I've never had quite the experience with music that you describe in your last paragraph. However, the first time I visited Mexico City, shortly after having read Carlos Fuentes' The Death of Artemio Cruz, and had coffee in a restaurant where one of its scenes is set, I did find myself sort of looking around for characters in the novel. Something about the way the narrative utilizes that space made the resonances between it and my visit there quite strong.

Jim Sligh said...

Stevens can be infuriating for exactly that reason; he announces, say, that he'll make an album for each of the 50 states, but in making Illinois alone he's writen fifty songs and the same song four times.

Avalanche is worth a listen, at the very least. "Springfield, or Bobby Got a Shadfly Caught in his Hair" is worth the price of admittance, and "Pittsfield" is very fine - there are others to recommend as well, though as befits an album of B-sides and alternates the balance have a slightly cast-off quality about them. And of course I've indicated that I can't stop listening to "Chicago."

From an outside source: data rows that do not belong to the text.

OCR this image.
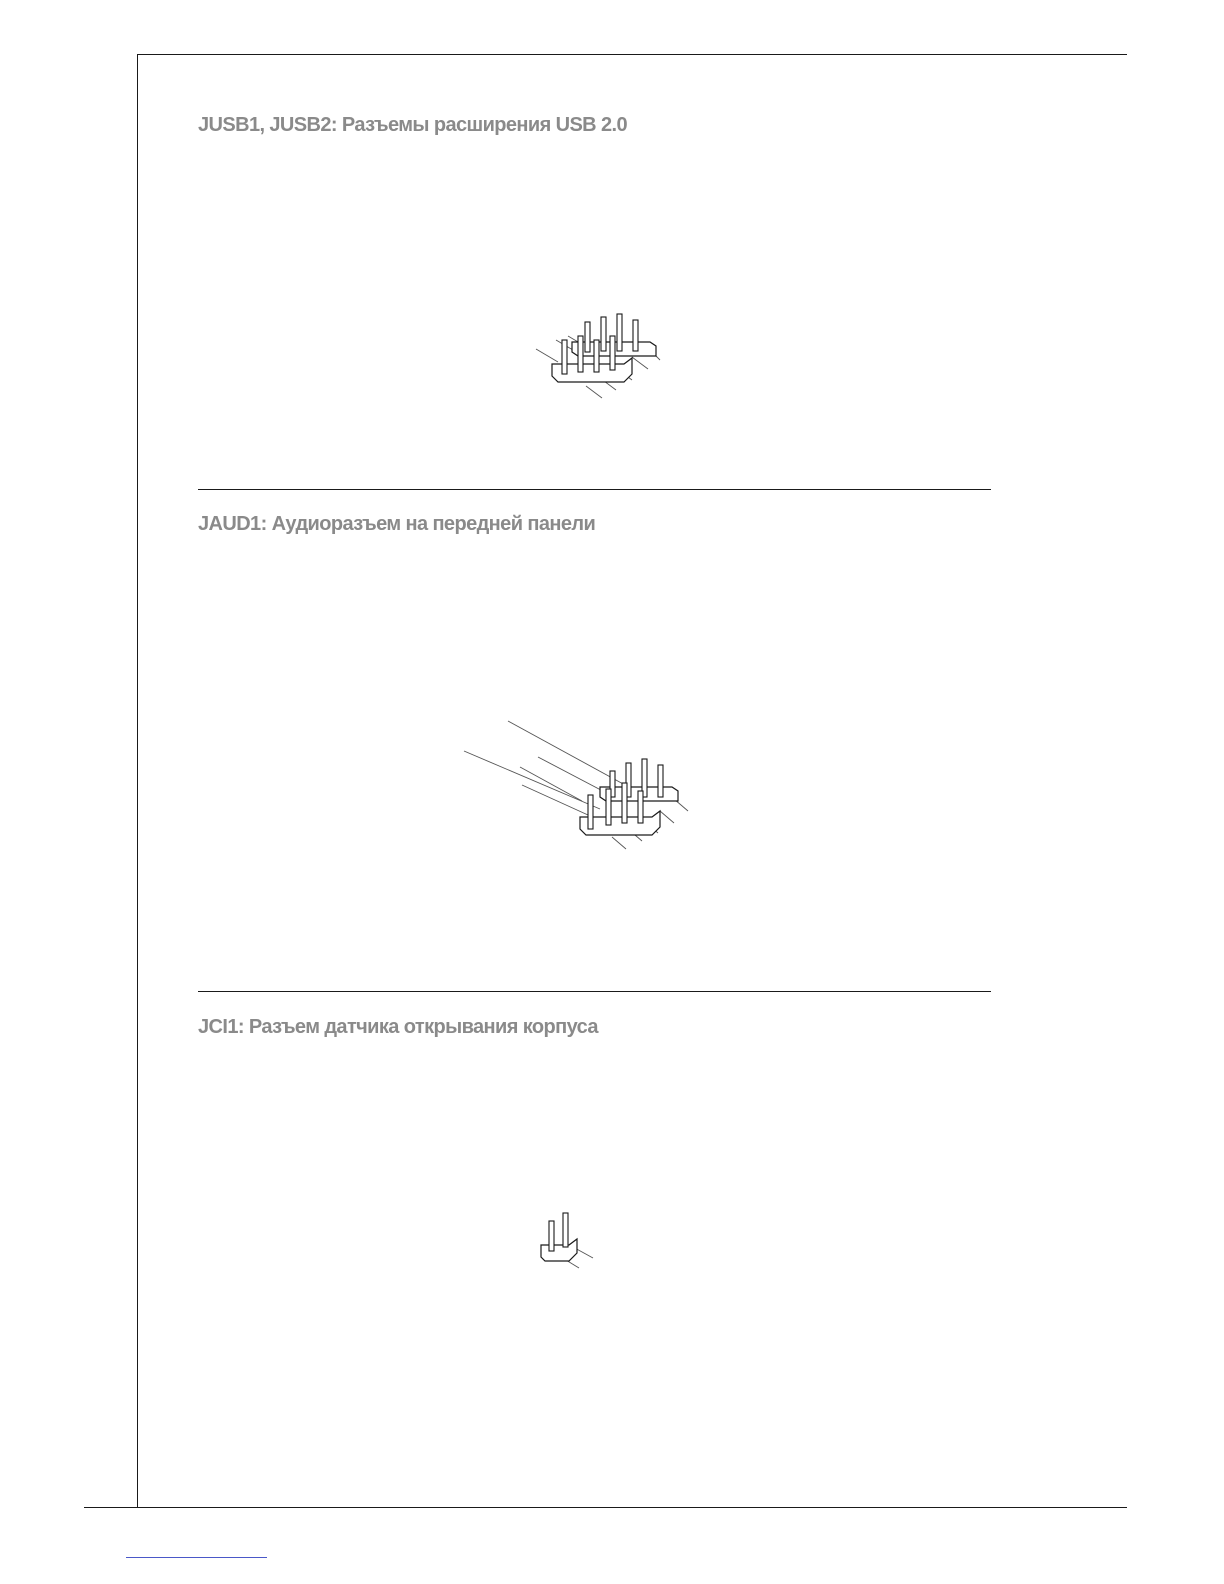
JUSB1, JUSB2: Разъемы расширения USB 2.0
JAUD1: Аудиоразъем на передней панели
JCI1: Разъем датчика открывания корпуса
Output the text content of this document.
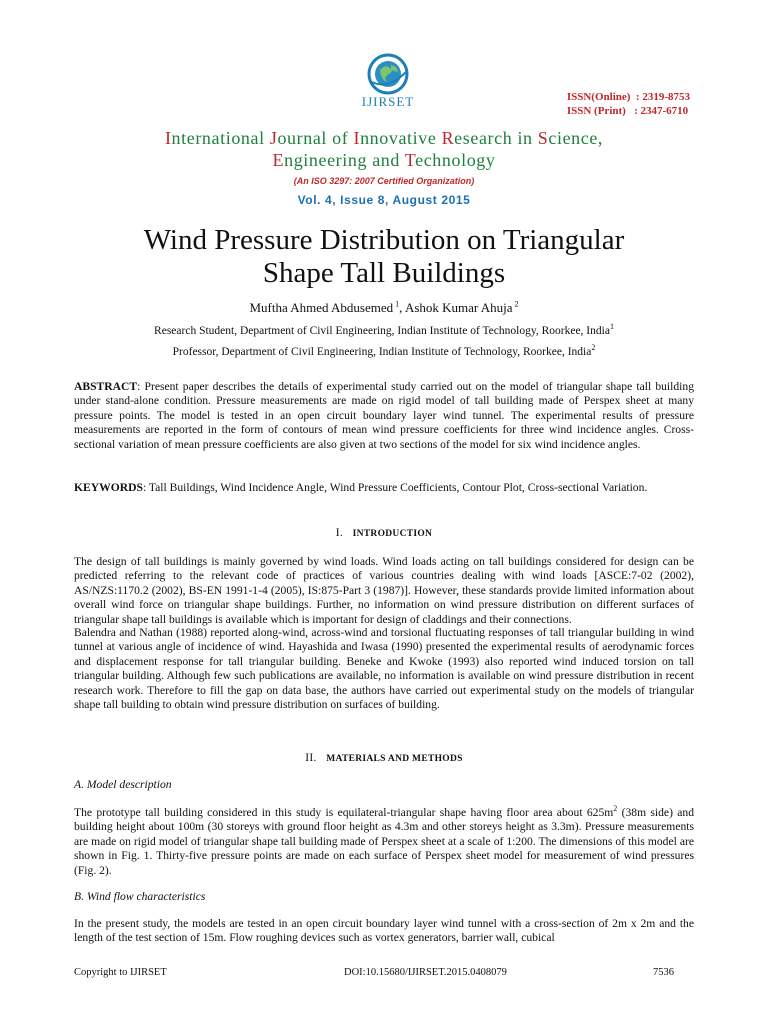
IJIRSET	ISSN(Online)  : 2319-8753
ISSN (Print)   : 2347-6710
International Journal of Innovative Research in Science,
Engineering and Technology
(An ISO 3297: 2007 Certified Organization)
Vol. 4, Issue 8, August 2015
Wind Pressure Distribution on Triangular
Shape Tall Buildings
Muftha Ahmed Abdusemed $^1$, Ashok Kumar Ahuja $^2$
Research Student, Department of Civil Engineering, Indian Institute of Technology, Roorkee, India$^1$
Professor, Department of Civil Engineering, Indian Institute of Technology, Roorkee, India$^2$
ABSTRACT: Present paper describes the details of experimental study carried out on the model of triangular shape tall building under stand-alone condition. Pressure measurements are made on rigid model of tall building made of Perspex sheet at many pressure points. The model is tested in an open circuit boundary layer wind tunnel. The experimental results of pressure measurements are reported in the form of contours of mean wind pressure coefficients for three wind incidence angles. Cross-sectional variation of mean pressure coefficients are also given at two sections of the model for six wind incidence angles.
KEYWORDS: Tall Buildings, Wind Incidence Angle, Wind Pressure Coefficients, Contour Plot, Cross-sectional Variation.
I. INTRODUCTION
The design of tall buildings is mainly governed by wind loads. Wind loads acting on tall buildings considered for design can be predicted referring to the relevant code of practices of various countries dealing with wind loads [ASCE:7-02 (2002), AS/NZS:1170.2 (2002), BS-EN 1991-1-4 (2005), IS:875-Part 3 (1987)]. However, these standards provide limited information about overall wind force on triangular shape buildings. Further, no information on wind pressure distribution on different surfaces of triangular shape tall buildings is available which is important for design of claddings and their connections.
Balendra and Nathan (1988) reported along-wind, across-wind and torsional fluctuating responses of tall triangular building in wind tunnel at various angle of incidence of wind. Hayashida and Iwasa (1990) presented the experimental results of aerodynamic forces and displacement response for tall triangular building. Beneke and Kwoke (1993) also reported wind induced torsion on tall triangular building. Although few such publications are available, no information is available on wind pressure distribution in recent research work. Therefore to fill the gap on data base, the authors have carried out experimental study on the models of triangular shape tall building to obtain wind pressure distribution on surfaces of building.
II. MATERIALS AND METHODS
A. Model description
The prototype tall building considered in this study is equilateral-triangular shape having floor area about $625m^2$ (38m side) and building height about 100m (30 storeys with ground floor height as 4.3m and other storeys height as 3.3m). Pressure measurements are made on rigid model of triangular shape tall building made of Perspex sheet at a scale of 1:200. The dimensions of this model are shown in Fig. 1. Thirty-five pressure points are made on each surface of Perspex sheet model for measurement of wind pressures (Fig. 2).
B. Wind flow characteristics
In the present study, the models are tested in an open circuit boundary layer wind tunnel with a cross-section of 2m x 2m and the length of the test section of 15m. Flow roughing devices such as vortex generators, barrier wall, cubical
Copyright to IJIRSET	DOI:10.15680/IJIRSET.2015.0408079	7536
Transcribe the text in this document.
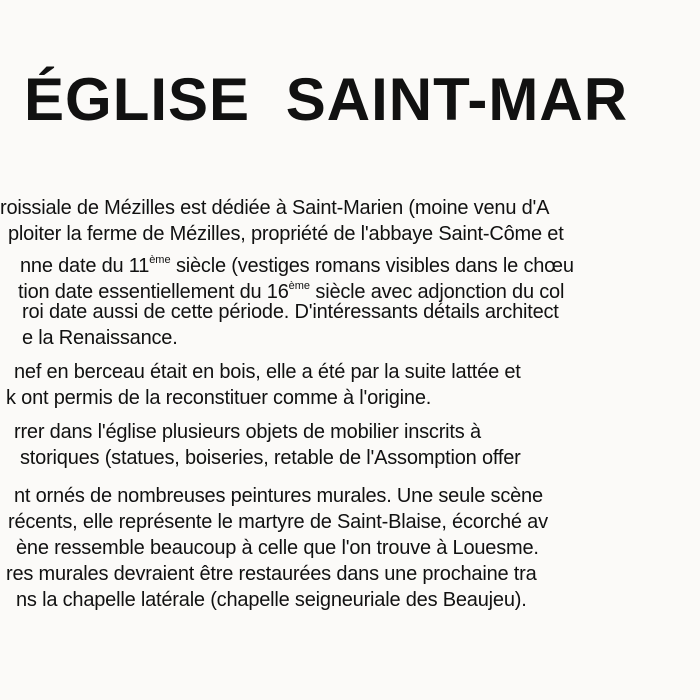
ÉGLISE SAINT-MAR
roissiale de Mézilles est dédiée à Saint-Marien (moine venu d'A
ploiter la ferme de Mézilles, propriété de l'abbaye Saint-Côme et
nne date du 11ème siècle (vestiges romans visibles dans le chœu
tion date essentiellement du 16ème siècle avec adjonction du col
roi date aussi de cette période. D'intéressants détails architect
e la Renaissance.
nef en berceau était en bois, elle a été par la suite lattée et
k ont permis de la reconstituer comme à l'origine.
rrer dans l'église plusieurs objets de mobilier inscrits à
storiques (statues, boiseries, retable de l'Assomption offer
nt ornés de nombreuses peintures murales. Une seule scène
récents, elle représente le martyre de Saint-Blaise, écorché av
ène ressemble beaucoup à celle que l'on trouve à Louesme.
res murales devraient être restaurées dans une prochaine tra
ns la chapelle latérale (chapelle seigneuriale des Beaujeu).
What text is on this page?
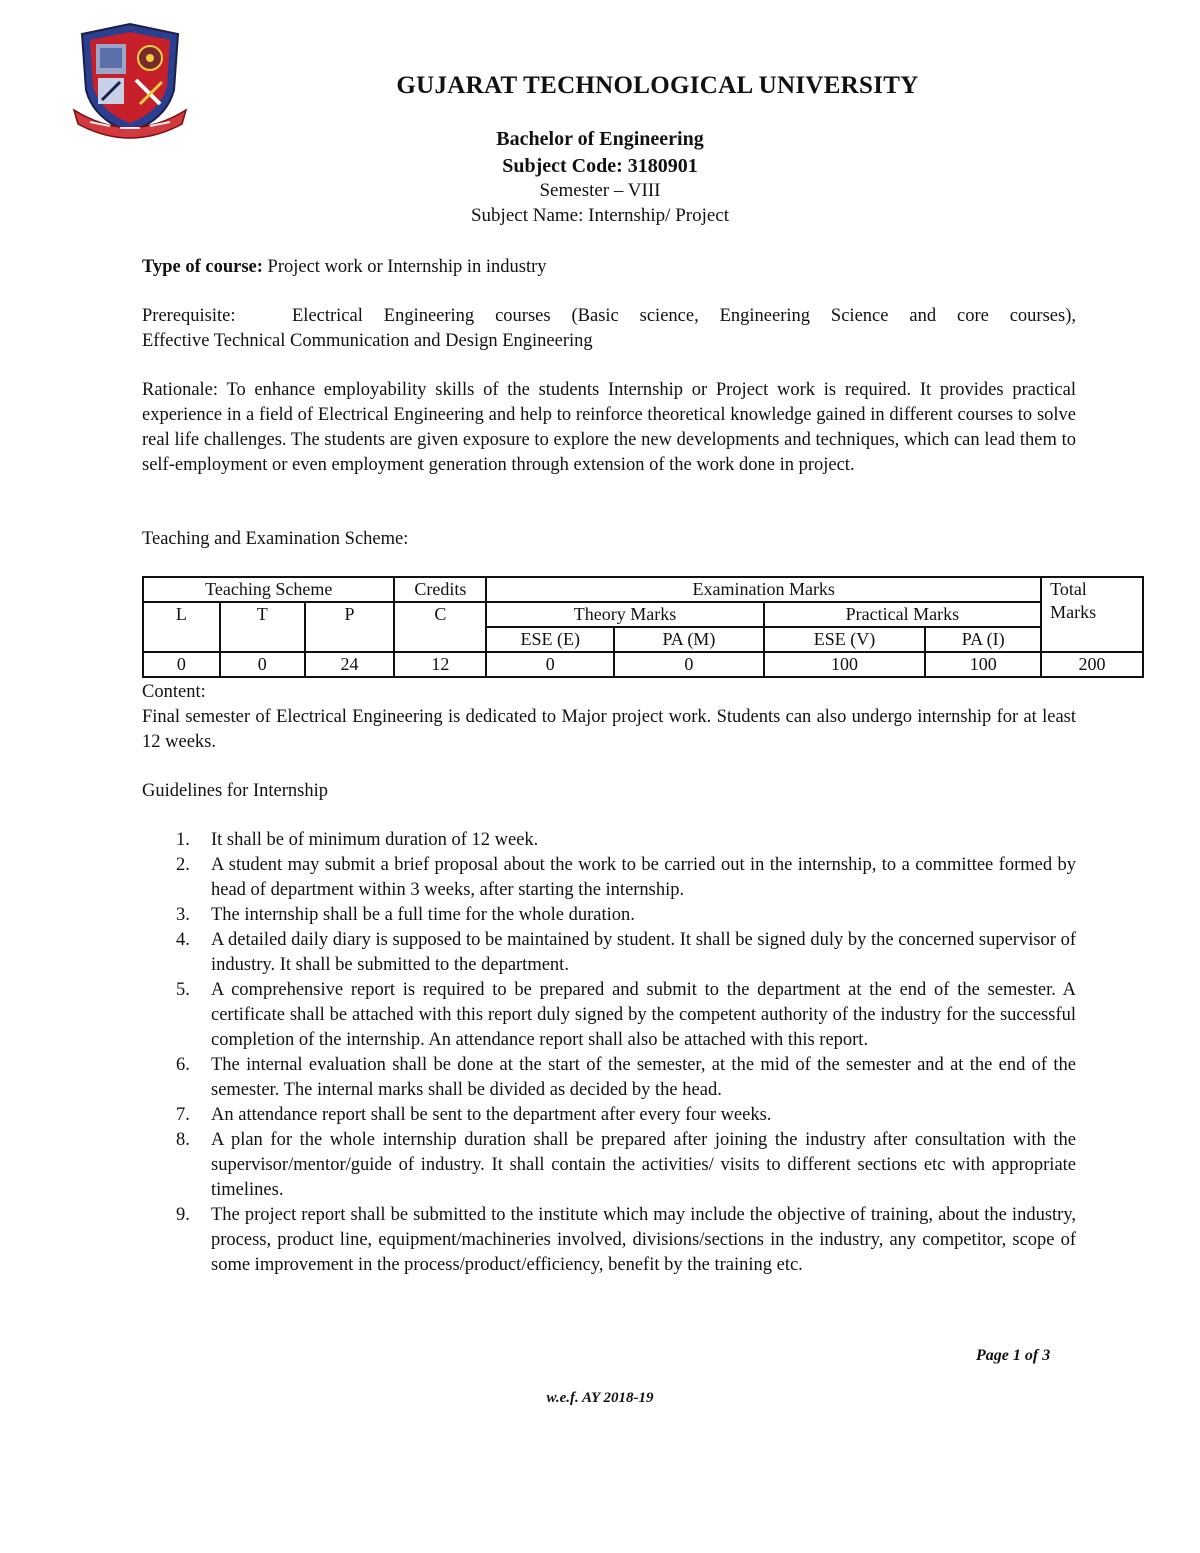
GUJARAT TECHNOLOGICAL UNIVERSITY
Bachelor of Engineering
Subject Code: 3180901
Semester – VIII
Subject Name: Internship/ Project
Type of course: Project work or Internship in industry
Prerequisite:	Electrical Engineering courses (Basic science, Engineering Science and core courses),
Effective Technical Communication and Design Engineering
Rationale: To enhance employability skills of the students Internship or Project work is required. It provides practical experience in a field of Electrical Engineering and help to reinforce theoretical knowledge gained in different courses to solve real life challenges. The students are given exposure to explore the new developments and techniques, which can lead them to self-employment or even employment generation through extension of the work done in project.
Teaching and Examination Scheme:
Teaching Scheme			Credits	Examination Marks				Total
Marks

L	T	P	C	Theory Marks		Practical Marks		
				ESE (E)	PA (M)	ESE (V)	PA (I)	
0	0	24	12	0	0	100	100	200
Content:
Final semester of Electrical Engineering is dedicated to Major project work. Students can also undergo internship for at least 12 weeks.
Guidelines for Internship
1. It shall be of minimum duration of 12 week.
2. A student may submit a brief proposal about the work to be carried out in the internship, to a committee formed by head of department within 3 weeks, after starting the internship.
3. The internship shall be a full time for the whole duration.
4. A detailed daily diary is supposed to be maintained by student. It shall be signed duly by the concerned supervisor of industry. It shall be submitted to the department.
5. A comprehensive report is required to be prepared and submit to the department at the end of the semester. A certificate shall be attached with this report duly signed by the competent authority of the industry for the successful completion of the internship. An attendance report shall also be attached with this report.
6. The internal evaluation shall be done at the start of the semester, at the mid of the semester and at the end of the semester. The internal marks shall be divided as decided by the head.
7. An attendance report shall be sent to the department after every four weeks.
8. A plan for the whole internship duration shall be prepared after joining the industry after consultation with the supervisor/mentor/guide of industry. It shall contain the activities/ visits to different sections etc with appropriate timelines.
9. The project report shall be submitted to the institute which may include the objective of training, about the industry, process, product line, equipment/machineries involved, divisions/sections in the industry, any competitor, scope of some improvement in the process/product/efficiency, benefit by the training etc.
Page 1 of 3
w.e.f. AY 2018-19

I listen to music and look for resonances often (a fine choice of word, by the way - it's a frisson different from appreciation in the abstract, like running into a literary character on the street) , but Sufjan Stevens is a special case for me; the phrase, "I know where he's coming from" is overused and presumes too much, and I'd never say something like, "I just hear his lyrics deeper, you know?" (A good friend of mine, God bless him, introduced himself by telling me he was the 'ultimate Dave Matthews fan, in the world,' and that he 'understood Dave's lyrics like no one else.')

All that said, there's a way in which I read his music through my background and find the things I grew up around reflected, or shadowed, above and beyond hearing "Holland" and knowing it is my town. It's a singular feeling, even if partly imagined, partly in my own head.

Anonymous said...

I am not a music critic but I agree with your statement:

"I can't quite describe to my satisfaction the feeling I get as the song loops around, draws a breath, repeats..." and goes again to remind me of all my connections to it.

The song is unsually touching and personal.